Futuristic: The Ability to Steal Joy from the Present

Driving on I-10 sucks.

Especially the section between San Antonio and Houston.

The only time I drive this particular 170-mile stretch is when I’m headed for a weekend visit with friends. It takes about 3 hours. And almost every time, it’s the most stressful 3 hours of my week.

The car ahead of me drives too slowly, pacing the car in the other lane. I can’t get around, and I’m not about to tailgate. I pass at the first opportunity. Then, after speeding up to a decent pace, I promptly get stuck again by another slow-goer who enjoys hanging next to his buddy to the right.

I just want to get there.

Fortunately, this past weekend, I didn’t have to make the miserable drive to my neighboring city. Instead, my friends came to see me.

“How was the trip?” I asked

“So much fun!”

…. What??

The Journey

A few weeks ago, I participated in something called Strengthsfinder. Basically, it’s a test designed to evaluate what your top 5 “strengths” are and how they can be applied to every area of your life. One of my top strengths was:

Futuristic (2)

Brilliant! A very useful strength to have, especially when you’re as self-directed as I. But I must remember the wisdom my boss once imparted to me, “our greatest strength can also be our greatest weakness.”

This is particularly true when it comes to my habit of forward thinking. I tend to fall into the trap of constantly promising myself, “when X happens, I’ll be happy.”

“Once I’m married, life will get easier.”
“After I’ve paid my rent, I’ll feel more at ease.”
“When I finish my degree, I’ll have more time.”

SO wrong.

Life won’t get easier the longer I live. My circumstances can’t bring me peace. And I most certainly will never have more time than I have right this second.

Nothing guarantees life will be better in a few days/months/years. Just like there’s no guarantee I’ll make it to Houston right on time.

So why am I focusing all my energy on that?

The Solution

You want to know why my friends had such a good time on their way in to see me?

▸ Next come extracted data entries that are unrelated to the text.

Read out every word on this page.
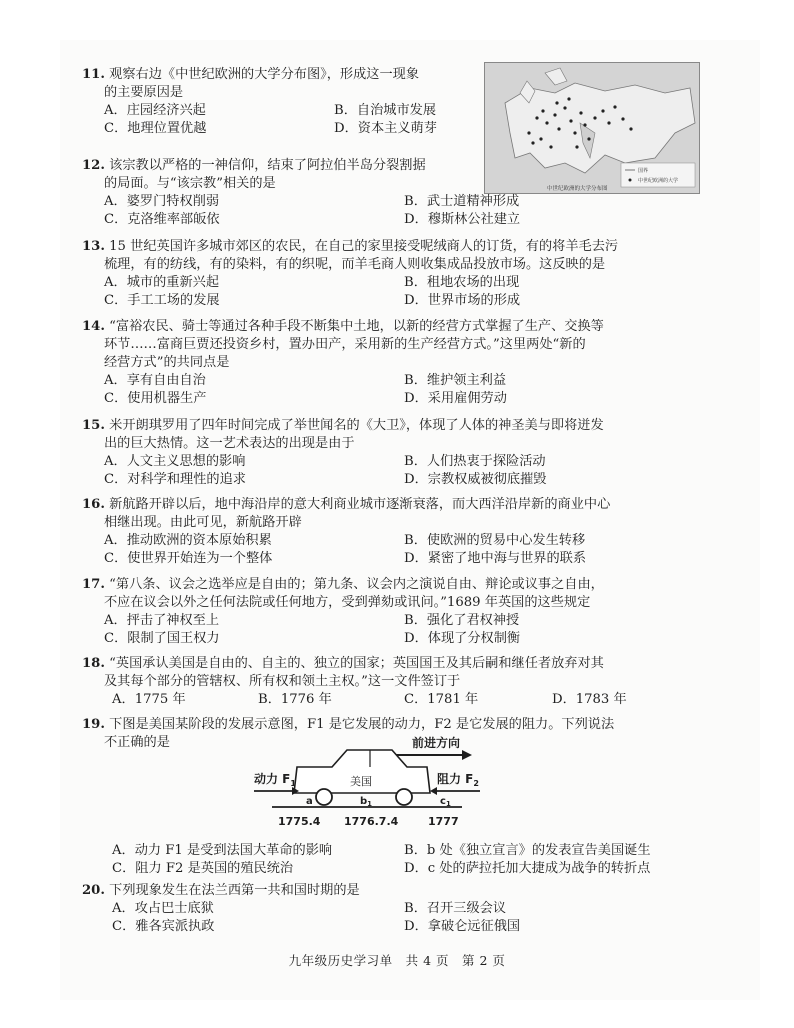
11. 观察右边《中世纪欧洲的大学分布图》，形成这一现象
的主要原因是
A．庄园经济兴起	B．自治城市发展
C．地理位置优越	D．资本主义萌芽
国界
中世纪欧洲的大学
中世纪欧洲的大学分布图
12. 该宗教以严格的一神信仰，结束了阿拉伯半岛分裂割据
的局面。与“该宗教”相关的是
A．婆罗门特权削弱	B．武士道精神形成
C．克洛维率部皈依	D．穆斯林公社建立
13. 15 世纪英国许多城市郊区的农民，在自己的家里接受呢绒商人的订货，有的将羊毛去污
梳理，有的纺线，有的染料，有的织呢，而羊毛商人则收集成品投放市场。这反映的是
A．城市的重新兴起	B．租地农场的出现
C．手工工场的发展	D．世界市场的形成
14. “富裕农民、骑士等通过各种手段不断集中土地，以新的经营方式掌握了生产、交换等
环节……富商巨贾还投资乡村，置办田产，采用新的生产经营方式。”这里两处“新的
经营方式”的共同点是
A．享有自由自治	B．维护领主利益
C．使用机器生产	D．采用雇佣劳动
15. 米开朗琪罗用了四年时间完成了举世闻名的《大卫》，体现了人体的神圣美与即将迸发
出的巨大热情。这一艺术表达的出现是由于
A．人文主义思想的影响	B．人们热衷于探险活动
C．对科学和理性的追求	D．宗教权威被彻底摧毁
16. 新航路开辟以后，地中海沿岸的意大利商业城市逐渐衰落，而大西洋沿岸新的商业中心
相继出现。由此可见，新航路开辟
A．推动欧洲的资本原始积累	B．使欧洲的贸易中心发生转移
C．使世界开始连为一个整体	D．紧密了地中海与世界的联系
17. “第八条、议会之选举应是自由的；第九条、议会内之演说自由、辩论或议事之自由，
不应在议会以外之任何法院或任何地方，受到弹劾或讯问。”1689 年英国的这些规定
A．抨击了神权至上	B．强化了君权神授
C．限制了国王权力	D．体现了分权制衡
18. “英国承认美国是自由的、自主的、独立的国家；英国国王及其后嗣和继任者放弃对其
及其每个部分的管辖权、所有权和领土主权。”这一文件签订于
A．1775 年	B．1776 年	C．1781 年	D．1783 年
19. 下图是美国某阶段的发展示意图，F1 是它发展的动力，F2 是它发展的阻力。下列说法
不正确的是	前进方向
美国
动力 $F_1$	阻力 $F_2$
a	$b_1$	$c_1$
1775.4 1776.7.4	1777
A．动力 F1 是受到法国大革命的影响	B．b 处《独立宣言》的发表宣告美国诞生
C．阻力 F2 是英国的殖民统治	D．c 处的萨拉托加大捷成为战争的转折点
20. 下列现象发生在法兰西第一共和国时期的是
A．攻占巴士底狱	B．召开三级会议
C．雅各宾派执政	D．拿破仑远征俄国
九年级历史学习单　共 4 页　第 2 页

How they were able to make the 3.5 hour drive with smiles on their faces?

They chatted. They laughed. They talked. They cruised at a comfortable pace, knowing they’d get there when they get there.

They. Enjoyed. The ride.

Why can’t I do that?

Living for the Future

I’m young. I’m bright. And I have my whole future ahead of me.

If I allow myself to focus too intensely on the future, sure I’ll be able to imagine the destination clearly, but I’ll miss the mile markers along the way. Once I reach my destination–whether it’s marriage, paying rent, or finishing my degree–I’ll be too caught up in what’s coming next to fully appreciate what’s right in front of me.

If I can’t be happy now, I won’t be happy then.

I want to enjoy my life, not waste it hating the drive. I want to engage in activities that are important to me. Maybe that’s hanging with friends. Maybe that’s finishing my degree.

Even if I must engage in something I don’t enjoy, like driving on I-10, I can choose to enjoy it anyway. That activity is important to me. And I’ll reap the rewards in 3 short hours. There’s no reason to stress myself out on the way.